Just to clarify: when I say ‘not sleeping’, I mean willful angry screaming when any attempt is made to put him to sleep, and constant whinging when I give up and let him stay up. This is hard to deal with on a good day. 2 weeks of it turned me into a quivering weepy wreck. It’s not just the sleeplessness, it’s the emotional toll, it’s having to hear your baby scream and cry and not knowing how to make it ok. It’s the fact that you can’t do anything! It’s the expectations that you give to yourself and fail to live up to, it’s the shame you feel when you admit your problems to someone else.
At the height of the woefulness I finally took action. I didn’t start enforcing a strict routine, call Tresillian or skip the country. I just sent some prayer request emails. That was actually a really hard thing to do, it felt like giving up. But later I realised it was something I should have done days ago… put my trust in God.
I sent those emails on a Tuesday. From the moment I did, I started feeling so much better. The dark cloud lifted.
We had a extremely busy weekend, and I knew that if things continued the way they were we were going to have to cancel altogether. But we didn’t have to. On Friday suddenly something clicked in Micah’s little brain and things were back to normal. God is good.

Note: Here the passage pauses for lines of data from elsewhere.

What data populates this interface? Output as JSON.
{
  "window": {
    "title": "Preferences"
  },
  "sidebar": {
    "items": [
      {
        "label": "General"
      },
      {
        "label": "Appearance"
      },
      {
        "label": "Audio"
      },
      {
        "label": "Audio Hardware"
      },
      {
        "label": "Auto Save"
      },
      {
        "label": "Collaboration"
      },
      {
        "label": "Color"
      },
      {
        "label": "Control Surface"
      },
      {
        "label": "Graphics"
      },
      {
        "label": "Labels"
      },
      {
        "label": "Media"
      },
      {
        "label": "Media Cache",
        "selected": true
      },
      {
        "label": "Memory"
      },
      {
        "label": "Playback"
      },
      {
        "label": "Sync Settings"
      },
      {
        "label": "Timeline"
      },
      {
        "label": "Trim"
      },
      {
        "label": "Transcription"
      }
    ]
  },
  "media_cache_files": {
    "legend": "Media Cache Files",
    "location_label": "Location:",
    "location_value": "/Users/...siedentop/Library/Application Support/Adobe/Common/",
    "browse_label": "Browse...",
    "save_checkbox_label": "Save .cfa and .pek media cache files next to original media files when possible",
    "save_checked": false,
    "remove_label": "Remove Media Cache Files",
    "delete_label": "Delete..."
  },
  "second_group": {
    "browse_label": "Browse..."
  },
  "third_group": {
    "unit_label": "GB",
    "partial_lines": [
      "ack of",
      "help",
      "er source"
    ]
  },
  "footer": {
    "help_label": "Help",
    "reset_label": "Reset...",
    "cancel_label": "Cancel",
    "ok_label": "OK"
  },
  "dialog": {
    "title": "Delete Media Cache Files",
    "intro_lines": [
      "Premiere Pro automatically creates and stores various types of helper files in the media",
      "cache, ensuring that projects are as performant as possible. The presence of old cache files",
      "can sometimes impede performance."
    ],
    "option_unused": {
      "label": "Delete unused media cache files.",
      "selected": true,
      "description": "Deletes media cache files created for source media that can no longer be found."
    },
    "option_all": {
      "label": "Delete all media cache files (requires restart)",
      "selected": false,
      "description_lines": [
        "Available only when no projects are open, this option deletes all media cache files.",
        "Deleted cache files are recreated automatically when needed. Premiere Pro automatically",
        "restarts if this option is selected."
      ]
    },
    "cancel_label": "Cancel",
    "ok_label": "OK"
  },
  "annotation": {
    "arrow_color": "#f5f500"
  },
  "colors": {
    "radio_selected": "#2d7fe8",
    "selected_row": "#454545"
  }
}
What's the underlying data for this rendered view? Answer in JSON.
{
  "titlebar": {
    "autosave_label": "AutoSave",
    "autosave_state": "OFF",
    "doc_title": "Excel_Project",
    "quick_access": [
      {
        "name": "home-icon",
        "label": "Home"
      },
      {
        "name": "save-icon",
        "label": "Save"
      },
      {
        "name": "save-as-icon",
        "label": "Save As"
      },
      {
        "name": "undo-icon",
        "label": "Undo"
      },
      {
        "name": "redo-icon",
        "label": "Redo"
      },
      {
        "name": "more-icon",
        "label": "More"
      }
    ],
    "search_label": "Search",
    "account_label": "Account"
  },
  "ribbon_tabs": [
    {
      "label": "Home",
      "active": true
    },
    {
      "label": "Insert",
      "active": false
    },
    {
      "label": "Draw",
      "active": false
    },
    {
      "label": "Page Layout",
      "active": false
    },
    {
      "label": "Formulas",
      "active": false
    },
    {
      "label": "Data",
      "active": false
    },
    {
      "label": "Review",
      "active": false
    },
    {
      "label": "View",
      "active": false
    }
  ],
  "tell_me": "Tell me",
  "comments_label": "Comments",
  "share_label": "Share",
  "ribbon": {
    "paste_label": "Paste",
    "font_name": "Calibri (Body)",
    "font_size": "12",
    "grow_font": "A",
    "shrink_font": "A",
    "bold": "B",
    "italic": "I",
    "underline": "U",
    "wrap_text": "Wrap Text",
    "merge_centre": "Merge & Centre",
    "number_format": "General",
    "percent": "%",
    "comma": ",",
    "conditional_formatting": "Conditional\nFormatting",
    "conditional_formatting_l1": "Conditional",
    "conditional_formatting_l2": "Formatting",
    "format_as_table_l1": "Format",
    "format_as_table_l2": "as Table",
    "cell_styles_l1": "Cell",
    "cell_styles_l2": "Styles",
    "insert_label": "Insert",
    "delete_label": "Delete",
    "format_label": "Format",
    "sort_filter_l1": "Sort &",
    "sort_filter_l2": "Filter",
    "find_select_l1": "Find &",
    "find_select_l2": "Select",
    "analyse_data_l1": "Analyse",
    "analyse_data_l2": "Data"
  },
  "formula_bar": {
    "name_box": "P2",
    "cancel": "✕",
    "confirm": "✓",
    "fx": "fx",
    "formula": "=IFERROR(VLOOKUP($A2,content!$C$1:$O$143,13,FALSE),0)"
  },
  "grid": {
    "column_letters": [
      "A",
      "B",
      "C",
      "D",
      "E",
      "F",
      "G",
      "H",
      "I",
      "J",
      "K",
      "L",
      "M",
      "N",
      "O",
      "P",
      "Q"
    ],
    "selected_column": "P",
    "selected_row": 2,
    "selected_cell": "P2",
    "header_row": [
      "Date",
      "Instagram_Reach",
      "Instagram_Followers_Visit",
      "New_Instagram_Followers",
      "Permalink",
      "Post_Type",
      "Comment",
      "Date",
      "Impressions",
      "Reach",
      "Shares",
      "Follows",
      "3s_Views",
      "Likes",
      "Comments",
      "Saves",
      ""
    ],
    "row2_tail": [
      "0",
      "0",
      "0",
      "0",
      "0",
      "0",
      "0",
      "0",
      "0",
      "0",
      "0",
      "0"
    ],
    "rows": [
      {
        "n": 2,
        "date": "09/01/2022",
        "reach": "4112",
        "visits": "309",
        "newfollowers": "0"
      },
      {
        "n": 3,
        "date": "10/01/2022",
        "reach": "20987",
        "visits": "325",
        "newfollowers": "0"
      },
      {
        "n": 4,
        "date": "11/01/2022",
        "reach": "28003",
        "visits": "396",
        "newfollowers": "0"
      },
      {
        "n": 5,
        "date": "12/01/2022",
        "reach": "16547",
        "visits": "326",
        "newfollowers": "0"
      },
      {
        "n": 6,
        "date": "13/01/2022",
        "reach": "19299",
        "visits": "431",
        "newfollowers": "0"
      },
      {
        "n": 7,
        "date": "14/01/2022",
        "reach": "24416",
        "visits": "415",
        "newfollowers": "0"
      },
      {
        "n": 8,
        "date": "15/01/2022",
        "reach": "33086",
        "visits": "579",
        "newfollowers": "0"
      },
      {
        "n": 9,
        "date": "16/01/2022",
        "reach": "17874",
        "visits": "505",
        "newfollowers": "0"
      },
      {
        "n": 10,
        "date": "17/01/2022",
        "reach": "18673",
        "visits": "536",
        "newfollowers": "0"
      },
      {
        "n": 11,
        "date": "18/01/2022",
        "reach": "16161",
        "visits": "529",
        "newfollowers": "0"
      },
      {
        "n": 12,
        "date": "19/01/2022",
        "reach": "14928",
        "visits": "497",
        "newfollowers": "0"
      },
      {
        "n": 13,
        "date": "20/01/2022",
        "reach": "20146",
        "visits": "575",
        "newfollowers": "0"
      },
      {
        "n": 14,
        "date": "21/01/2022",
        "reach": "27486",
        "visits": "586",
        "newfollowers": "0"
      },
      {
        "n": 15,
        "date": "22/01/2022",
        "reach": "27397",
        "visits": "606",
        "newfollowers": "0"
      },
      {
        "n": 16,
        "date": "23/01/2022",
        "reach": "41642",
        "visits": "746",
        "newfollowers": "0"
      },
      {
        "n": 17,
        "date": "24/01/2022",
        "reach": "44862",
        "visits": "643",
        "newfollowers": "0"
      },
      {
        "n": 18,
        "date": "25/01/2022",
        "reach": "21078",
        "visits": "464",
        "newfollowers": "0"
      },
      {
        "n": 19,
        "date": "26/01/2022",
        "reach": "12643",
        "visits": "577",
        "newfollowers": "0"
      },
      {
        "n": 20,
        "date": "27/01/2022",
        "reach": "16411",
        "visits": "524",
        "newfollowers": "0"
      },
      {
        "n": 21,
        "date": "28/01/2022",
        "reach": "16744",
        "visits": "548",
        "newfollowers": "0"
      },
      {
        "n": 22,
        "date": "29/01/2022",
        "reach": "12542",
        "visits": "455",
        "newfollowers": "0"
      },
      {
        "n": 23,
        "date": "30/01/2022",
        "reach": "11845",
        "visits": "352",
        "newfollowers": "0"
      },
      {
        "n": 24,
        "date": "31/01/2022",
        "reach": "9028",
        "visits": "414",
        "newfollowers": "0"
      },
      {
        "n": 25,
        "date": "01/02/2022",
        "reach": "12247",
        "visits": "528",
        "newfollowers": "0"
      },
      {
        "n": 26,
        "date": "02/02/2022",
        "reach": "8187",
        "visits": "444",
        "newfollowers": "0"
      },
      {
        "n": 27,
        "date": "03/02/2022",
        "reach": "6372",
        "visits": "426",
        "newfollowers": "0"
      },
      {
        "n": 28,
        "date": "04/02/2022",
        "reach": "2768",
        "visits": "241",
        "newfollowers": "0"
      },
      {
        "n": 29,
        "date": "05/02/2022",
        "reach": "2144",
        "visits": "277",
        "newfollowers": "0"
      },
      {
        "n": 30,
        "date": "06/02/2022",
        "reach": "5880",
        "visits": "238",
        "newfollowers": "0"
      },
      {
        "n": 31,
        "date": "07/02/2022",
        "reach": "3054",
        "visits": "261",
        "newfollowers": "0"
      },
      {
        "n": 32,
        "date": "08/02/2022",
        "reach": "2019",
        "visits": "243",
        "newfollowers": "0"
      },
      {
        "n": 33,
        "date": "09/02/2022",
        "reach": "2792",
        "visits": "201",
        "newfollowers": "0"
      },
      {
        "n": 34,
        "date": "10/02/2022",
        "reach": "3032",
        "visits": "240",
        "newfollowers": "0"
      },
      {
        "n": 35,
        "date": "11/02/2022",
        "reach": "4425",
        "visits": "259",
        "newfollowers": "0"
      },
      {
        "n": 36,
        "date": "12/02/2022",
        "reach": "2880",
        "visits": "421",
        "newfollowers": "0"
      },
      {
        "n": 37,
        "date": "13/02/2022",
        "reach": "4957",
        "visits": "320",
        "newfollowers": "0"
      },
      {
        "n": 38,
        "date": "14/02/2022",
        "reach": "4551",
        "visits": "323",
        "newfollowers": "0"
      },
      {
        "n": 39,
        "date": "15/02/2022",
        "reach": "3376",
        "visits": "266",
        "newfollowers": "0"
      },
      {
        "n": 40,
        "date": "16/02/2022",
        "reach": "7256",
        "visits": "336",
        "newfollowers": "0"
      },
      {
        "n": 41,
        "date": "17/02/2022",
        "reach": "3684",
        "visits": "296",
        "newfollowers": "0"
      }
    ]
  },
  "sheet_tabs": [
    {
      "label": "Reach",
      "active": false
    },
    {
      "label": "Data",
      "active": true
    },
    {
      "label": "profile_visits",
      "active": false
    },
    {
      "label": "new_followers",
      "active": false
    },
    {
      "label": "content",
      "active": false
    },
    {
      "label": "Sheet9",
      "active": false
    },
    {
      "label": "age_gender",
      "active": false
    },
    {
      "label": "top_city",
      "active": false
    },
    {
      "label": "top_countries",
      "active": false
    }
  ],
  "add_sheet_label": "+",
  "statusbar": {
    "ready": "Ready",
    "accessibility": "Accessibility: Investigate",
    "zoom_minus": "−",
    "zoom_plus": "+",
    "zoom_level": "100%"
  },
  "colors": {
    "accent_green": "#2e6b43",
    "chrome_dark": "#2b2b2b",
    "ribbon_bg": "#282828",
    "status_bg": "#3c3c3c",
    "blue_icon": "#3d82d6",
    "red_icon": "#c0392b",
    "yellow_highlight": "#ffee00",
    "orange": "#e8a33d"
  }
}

Since then things have gone from good to better. Not only has Micah started to sleep.. he’s started to have good long sleeps. Instead of 4 short sleeps he does two long sleeps. Our only challenge now is to get him to sleep in early evening. Evenings are still a bit of a battle where sleep is concerned – but I would prefer that to a week ago!
I should mention that throughout the whole fiasco that I was trying to keep up the encouragement to sleep through the night. And it’s paid off. We did it! No more 3am feeds!
And all this extra sleep makes for a happy chumbawumba.